The numbers buying the Morning After Pill (MAP) have increased significantly since it became available over the counter for the first time a month ago, it has been reported.
The managing director of over 70 Unicare and Doc-Morris pharmacies, Cormac Tobin, told the Irish Daily Mail said that, in his pharmacies, demand for the MAP had soared.
“Where in previous months we would have been selling 30 units of the the pill every 30 days, we are now selling 300,” Mr Tobin said.
The news has led to fears of a rise in sexually transmitted infections (STIs) and the Irish College of General Practicioners has condemned the “over advertising” of the MAP.
Professor David Paton, an economist at the University of Nottingham and an expert in the impact of campaigns which promote contraception, warned that the increase in the use of the MAP might give rise to more STIs.
Speaking on behalf of the Iona Institute, he said that there an increase in the rates of STIs was “a very real danger”.
Professor Paton, who has conducted a series of studies on New Labour initiatives in the UK tackling teenage pregnancy, also attacked suggestions that increased use of the pill would lead to lower rates of teen pregnancy.
“Every piece of research on this subject to date has found no evidence that easier access to to emergency contraception leads to lower rates of unwanted pregnancies,” he said.
“There is an element to this, and everyone thinks this way, that behaviour may change where people may now take more risks.”

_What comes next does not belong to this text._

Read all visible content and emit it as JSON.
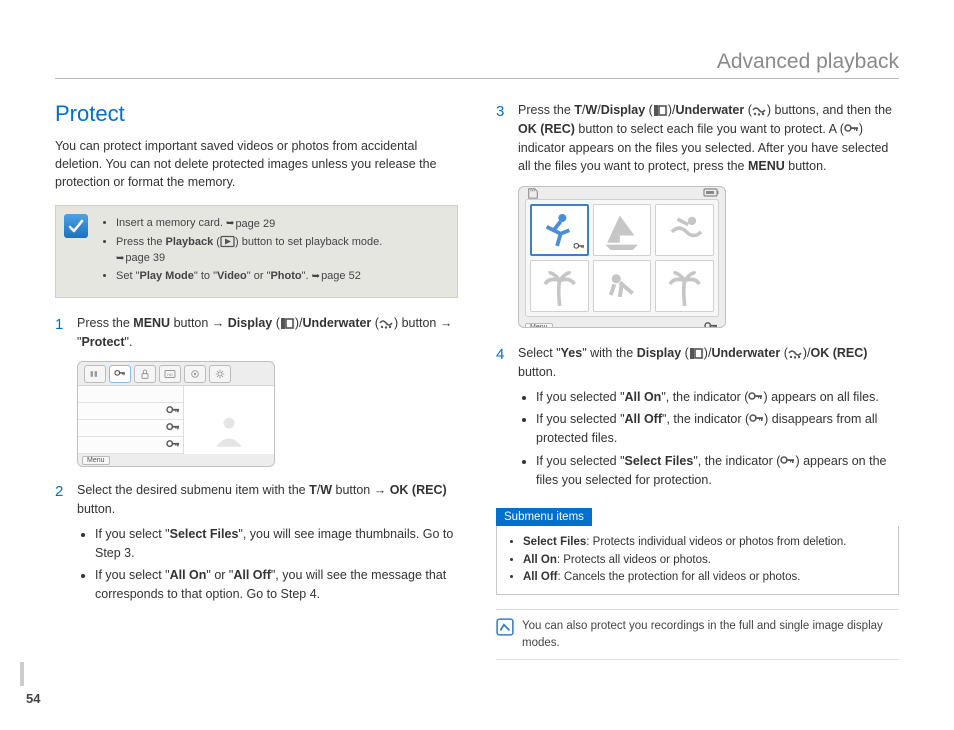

Professor Paton wrote a submission to the Law Reform Commission in response to their document suggesting that teenagers under the age of 16 ought to be able to access contraception without parental consent.
He said that the UK rates of teenage pregnancy were up to six times higher than those in England and Wales, and that Irish policy makers should think long and hard before copying British policy in this area.
Meanwhile, the chair of the Irish College of General Practicioners, Mel Bates, told the Irish Daily Mail that the publicity surroung the MAP had “gone a long way to increasing its demand”.
He said he was not convinced that the reason for the rise was purely down to an already existant demand.